The weekend finally came around and on Saturday afternoon, I slid into those bright purple pants and smiled at myself in the mirror. I looked good. I sauntered downstairs and asked my older brother what he thought about my new outfit, positive he would affirm my clearly exorbitant view of myself. But what I heard instead, a simple question, was the first time that I remember feeling an emotion I felt almost every day for the next seventeen years.
“Aren’t those pants a little… tight?”
It was a simple question. They were stretchy denim material (it was the nineties, give me a break), and sure, they were fitted, but who really cared – I was in fourth grade and I had more important things to worry about. Like keeping my Tomigatchi alive, practicing my cursive as I signed mine and my husband’s future name: Mr. and Mrs. John Stamos, and memorizing every.single.lyric by heart to the new *NSYNC album.
But now, I had a new infatuation. It was not as fun as those other afternoon activities, and unlike the hobbies I’d acquired at that age, I would not outgrow this one for a long time.
I don’t blame my brother – he was just a teenage boy making an observation without a filter. His question was not the root of all my insecurity, weight struggles, or years of idolizing food. He simply began an internal dialogue that would have inevitably spoken up sooner or later.
The past seventeen years have been an exhausting, never-ending, ongoing battle. It goes a little like this: worry about what I eat, have a bad day, eat too much, feel guilty about drinking sweet tea too often, give up sugar, pick sugar back up, gain the weight, feel sad, cry and eat a cookie, lose some weight, and on and off and so forth. Insecurity has crept in, stealing my joy and telling me that true contentment and happiness are just around the corner when I burn those last few calories and lose those last ten pounds.
But friends, you know what? Being skinny is not what makes our life good. Looking great in our clothes does not advance God’s kingdom. Losing weight and being approved by strangers on the Internet is fleeting. Food is not the ultimate solution for all of life’s problems. And no amount of dieting, exercise or counting calories can bring the ultimate joy, life, and freedom of walking in God’s BEST for us.
Maybe you know this, and maybe unlike me, you’ve never struggled with this battle. Maybe you enjoy a cookie every day and never gain a pound. But, maybe there’s something else that you’ve carried with you for far too long. Maybe there’s some other little-g god that has sneakily crept onto the throne of your heart and is demanding your attention, your affection, and your praise. Maybe it’s relationships, or your job, or your home, or the approval of that friend who has it all together.
There’s something true today for all of us, regardless of which weight we’ve been carrying. God is the one, true source of Goodness. And there is NO GOOD apart from Jesus Christ.

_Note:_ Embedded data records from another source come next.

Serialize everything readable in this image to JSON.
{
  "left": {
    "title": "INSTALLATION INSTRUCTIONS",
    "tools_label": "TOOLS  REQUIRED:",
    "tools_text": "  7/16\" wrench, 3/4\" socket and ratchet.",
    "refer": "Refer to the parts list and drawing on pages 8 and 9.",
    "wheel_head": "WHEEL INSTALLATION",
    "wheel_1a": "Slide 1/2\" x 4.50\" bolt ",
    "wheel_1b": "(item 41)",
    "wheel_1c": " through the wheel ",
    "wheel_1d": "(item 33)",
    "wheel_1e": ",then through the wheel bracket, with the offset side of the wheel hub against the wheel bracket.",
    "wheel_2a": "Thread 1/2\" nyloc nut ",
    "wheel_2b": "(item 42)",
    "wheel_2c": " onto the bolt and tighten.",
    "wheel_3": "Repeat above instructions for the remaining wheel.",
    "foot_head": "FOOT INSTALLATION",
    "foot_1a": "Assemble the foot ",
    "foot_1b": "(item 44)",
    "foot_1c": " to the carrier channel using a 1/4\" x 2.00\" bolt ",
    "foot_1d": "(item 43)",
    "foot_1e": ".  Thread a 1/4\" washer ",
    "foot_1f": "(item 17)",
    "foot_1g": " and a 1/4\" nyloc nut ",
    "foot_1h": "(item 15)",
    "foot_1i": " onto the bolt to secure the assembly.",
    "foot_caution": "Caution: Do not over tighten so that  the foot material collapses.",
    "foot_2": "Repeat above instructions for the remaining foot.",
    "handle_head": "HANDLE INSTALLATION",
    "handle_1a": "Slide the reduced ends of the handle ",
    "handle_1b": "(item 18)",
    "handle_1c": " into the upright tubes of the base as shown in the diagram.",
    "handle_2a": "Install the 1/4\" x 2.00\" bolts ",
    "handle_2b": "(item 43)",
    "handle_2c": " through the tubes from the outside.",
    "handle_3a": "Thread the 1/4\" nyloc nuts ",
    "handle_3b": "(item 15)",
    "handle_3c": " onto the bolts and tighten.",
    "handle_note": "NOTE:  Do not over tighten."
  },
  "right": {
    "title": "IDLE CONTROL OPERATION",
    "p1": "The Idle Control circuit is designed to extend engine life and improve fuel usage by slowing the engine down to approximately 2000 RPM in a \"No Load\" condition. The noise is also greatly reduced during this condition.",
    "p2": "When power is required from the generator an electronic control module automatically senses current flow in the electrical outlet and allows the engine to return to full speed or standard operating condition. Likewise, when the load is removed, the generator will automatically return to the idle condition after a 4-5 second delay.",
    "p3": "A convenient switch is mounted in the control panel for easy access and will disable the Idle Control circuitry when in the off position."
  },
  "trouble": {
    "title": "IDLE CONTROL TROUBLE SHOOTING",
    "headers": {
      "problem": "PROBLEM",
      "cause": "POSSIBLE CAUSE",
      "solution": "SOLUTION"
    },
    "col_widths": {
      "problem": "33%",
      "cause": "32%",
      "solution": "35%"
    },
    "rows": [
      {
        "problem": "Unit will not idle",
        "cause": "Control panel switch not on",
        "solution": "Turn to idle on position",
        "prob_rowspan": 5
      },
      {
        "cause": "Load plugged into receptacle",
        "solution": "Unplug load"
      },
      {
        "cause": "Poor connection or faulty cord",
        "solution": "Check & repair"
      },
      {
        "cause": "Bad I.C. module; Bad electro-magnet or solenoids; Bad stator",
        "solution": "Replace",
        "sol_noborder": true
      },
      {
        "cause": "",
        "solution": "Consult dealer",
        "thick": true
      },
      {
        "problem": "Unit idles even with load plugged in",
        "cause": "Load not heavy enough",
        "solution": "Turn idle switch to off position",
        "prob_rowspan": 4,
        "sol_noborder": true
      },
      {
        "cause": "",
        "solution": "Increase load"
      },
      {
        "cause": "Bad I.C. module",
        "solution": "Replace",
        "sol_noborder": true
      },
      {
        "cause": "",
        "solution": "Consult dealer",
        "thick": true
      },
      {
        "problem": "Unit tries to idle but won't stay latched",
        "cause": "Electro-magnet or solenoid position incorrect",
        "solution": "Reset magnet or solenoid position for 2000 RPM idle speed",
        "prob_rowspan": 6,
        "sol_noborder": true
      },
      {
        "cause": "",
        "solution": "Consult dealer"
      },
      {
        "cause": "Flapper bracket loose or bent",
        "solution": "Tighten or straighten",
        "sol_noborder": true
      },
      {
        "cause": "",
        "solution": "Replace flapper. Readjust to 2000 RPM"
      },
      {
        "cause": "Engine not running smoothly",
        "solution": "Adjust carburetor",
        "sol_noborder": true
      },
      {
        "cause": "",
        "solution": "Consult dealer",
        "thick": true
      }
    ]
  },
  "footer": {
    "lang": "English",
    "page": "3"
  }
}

Getting the dream home, the happily ever after, reaching the goal weight, gaining the followers, or receiving the approval you’ve craved — none of these things even compare to the true, untainted, everlasting goodness of our Heavenly Father. He is the best. He is the only true good. And friends, don’t miss this: in His kindness and grace and steadfast love for us, He has invited us to come and rest in His goodness! To find everything we need, hope, or long for – in Jesus. He tells us we don’t have to carry the weight of the world, but we can experience abundant life by seeking after Him with all our heart, mind and soul.
I have learned a lot in my weight-loss journey over the years. I have learned how to choose better food that nourishes my body and gives me energy. I have learned not to believe that sweet tea and chocolate chip cookies fix anything. And I have recognized my tendency to chase that comfort after a bad day. But even in “mastering” this sin in my life – that is still not the ultimate prize.
The real prize is the opportunity to daily draw near into the presence of my Heavenly Father and lean into Him for strength. The prize is Christ – to see Him magnified and exalted in my life and for those little idols that steal our affection to be thrown down and trampled.
There is nothing more victorious than to stand and say: Jesus – be my everything – you are better and you are enough. Amen and amen!